The timer beeped, and Liz Lee Heinecke handed her 13-year-old daughter, Sarah, two oven mitts. Her latest science experiment was ready.
Sarah opened the door of the oven and took out a silvery pan containing the result of a chemical reaction that demonstrated how heat turns water into steam: popovers.
Heinecke plucked one of the eggy rolls from a large muffin tin and tore it open so steam shot out of it. Then she slathered on a bit of butter and took a bite.
"Edible science," Heinecke said with her mouth full.
Her popovers — airy buns that rise without a leavening agent due to the steam that forms when putting liquid batter into a hot pan — represent only one recipe in a book full of ways to teach kids about scientific principles, while also making dinner.
Heinecke is the author of "Kitchen Science Lab for Kids: Edible Edition" (Quarry, 144 pages, $22.99). It's the Edina author's fifth book that helps parents utilize common objects found in the home to educate kids about chemistry, biology, botany and more. While her previous books' lessons yielded more crafts and playthings — glue-based slime and self-inflating balloons, for example — her latest book contains step-by-step instructions with edible results. (See recipes here.)

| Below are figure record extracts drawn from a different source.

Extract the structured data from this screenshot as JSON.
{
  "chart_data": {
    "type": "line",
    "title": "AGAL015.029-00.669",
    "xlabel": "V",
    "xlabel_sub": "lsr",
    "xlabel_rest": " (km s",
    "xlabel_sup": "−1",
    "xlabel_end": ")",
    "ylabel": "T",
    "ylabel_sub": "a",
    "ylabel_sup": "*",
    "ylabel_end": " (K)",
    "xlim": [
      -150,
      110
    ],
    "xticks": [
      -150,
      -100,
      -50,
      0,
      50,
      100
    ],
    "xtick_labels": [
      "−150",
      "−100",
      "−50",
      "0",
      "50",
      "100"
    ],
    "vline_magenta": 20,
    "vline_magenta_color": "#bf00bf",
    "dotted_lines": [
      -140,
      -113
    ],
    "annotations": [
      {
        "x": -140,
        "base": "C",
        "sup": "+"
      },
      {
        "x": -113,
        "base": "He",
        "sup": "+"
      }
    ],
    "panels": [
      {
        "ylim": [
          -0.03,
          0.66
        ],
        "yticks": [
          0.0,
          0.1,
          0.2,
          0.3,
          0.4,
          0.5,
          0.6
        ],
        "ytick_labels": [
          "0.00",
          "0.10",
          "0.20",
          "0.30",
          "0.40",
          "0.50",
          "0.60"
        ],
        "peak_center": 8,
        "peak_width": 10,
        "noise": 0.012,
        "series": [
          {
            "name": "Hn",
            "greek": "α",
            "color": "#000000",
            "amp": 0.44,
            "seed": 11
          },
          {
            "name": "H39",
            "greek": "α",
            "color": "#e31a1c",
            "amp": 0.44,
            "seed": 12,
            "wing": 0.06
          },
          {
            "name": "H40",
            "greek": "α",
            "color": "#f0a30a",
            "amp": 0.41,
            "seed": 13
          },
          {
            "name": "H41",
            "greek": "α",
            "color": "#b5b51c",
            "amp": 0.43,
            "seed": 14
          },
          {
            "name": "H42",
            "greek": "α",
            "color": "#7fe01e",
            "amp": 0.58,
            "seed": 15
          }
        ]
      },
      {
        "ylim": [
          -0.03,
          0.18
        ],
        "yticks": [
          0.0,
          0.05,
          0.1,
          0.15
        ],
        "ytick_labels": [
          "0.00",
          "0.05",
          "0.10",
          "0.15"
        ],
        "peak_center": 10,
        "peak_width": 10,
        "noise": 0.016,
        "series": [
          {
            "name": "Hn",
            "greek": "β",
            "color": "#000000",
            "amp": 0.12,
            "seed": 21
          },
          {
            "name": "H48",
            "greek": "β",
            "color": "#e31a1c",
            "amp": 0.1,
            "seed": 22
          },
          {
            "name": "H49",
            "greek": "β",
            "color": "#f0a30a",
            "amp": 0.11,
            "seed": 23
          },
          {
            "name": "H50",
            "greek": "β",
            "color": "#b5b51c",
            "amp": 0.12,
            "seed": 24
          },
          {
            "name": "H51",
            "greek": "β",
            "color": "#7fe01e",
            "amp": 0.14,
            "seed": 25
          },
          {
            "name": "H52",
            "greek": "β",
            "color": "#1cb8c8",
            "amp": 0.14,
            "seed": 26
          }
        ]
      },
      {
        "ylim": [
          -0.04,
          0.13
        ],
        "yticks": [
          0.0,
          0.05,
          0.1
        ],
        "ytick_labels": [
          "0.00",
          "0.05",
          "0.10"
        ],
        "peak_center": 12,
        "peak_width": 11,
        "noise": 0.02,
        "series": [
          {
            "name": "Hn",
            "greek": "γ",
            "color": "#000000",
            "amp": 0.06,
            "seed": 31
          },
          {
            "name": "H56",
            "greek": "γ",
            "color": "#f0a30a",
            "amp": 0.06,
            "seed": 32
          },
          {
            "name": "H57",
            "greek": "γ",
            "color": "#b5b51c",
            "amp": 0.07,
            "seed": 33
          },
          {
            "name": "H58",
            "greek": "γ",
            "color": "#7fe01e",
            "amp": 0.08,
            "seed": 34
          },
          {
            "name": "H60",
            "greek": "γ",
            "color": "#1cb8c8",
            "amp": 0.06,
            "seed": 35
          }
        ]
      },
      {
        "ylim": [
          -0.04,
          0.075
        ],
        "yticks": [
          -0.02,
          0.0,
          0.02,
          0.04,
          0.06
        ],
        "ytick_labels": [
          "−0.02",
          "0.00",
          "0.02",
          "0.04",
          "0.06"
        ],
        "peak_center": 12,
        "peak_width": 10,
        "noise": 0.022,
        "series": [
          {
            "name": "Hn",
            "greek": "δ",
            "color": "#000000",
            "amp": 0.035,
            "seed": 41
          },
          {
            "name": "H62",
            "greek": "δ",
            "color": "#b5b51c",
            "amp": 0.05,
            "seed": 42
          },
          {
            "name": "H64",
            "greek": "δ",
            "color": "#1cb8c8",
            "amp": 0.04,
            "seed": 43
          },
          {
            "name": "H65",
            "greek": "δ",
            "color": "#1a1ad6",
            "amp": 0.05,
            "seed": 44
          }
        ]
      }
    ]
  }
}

"Cooking and baking are science," Heinecke said in her kitchen while she waited for the popovers to rise. "Once you understand the basics — you can add an acid and it makes it taste a little sour and brings out the salt — it becomes second nature. So then you can say, 'I know this experiment is going to work.' "
A living room end table stacked with books has her favorite, "Salt, Fat, Acid, Heat" by Samin Nosrat, on top. Where that book dives deep into the principles of each of those four aspects of cooking, so does Heinecke's, but on a pint-sized level. Every recipe includes a sidebar where Heinecke explains "the science behind the food."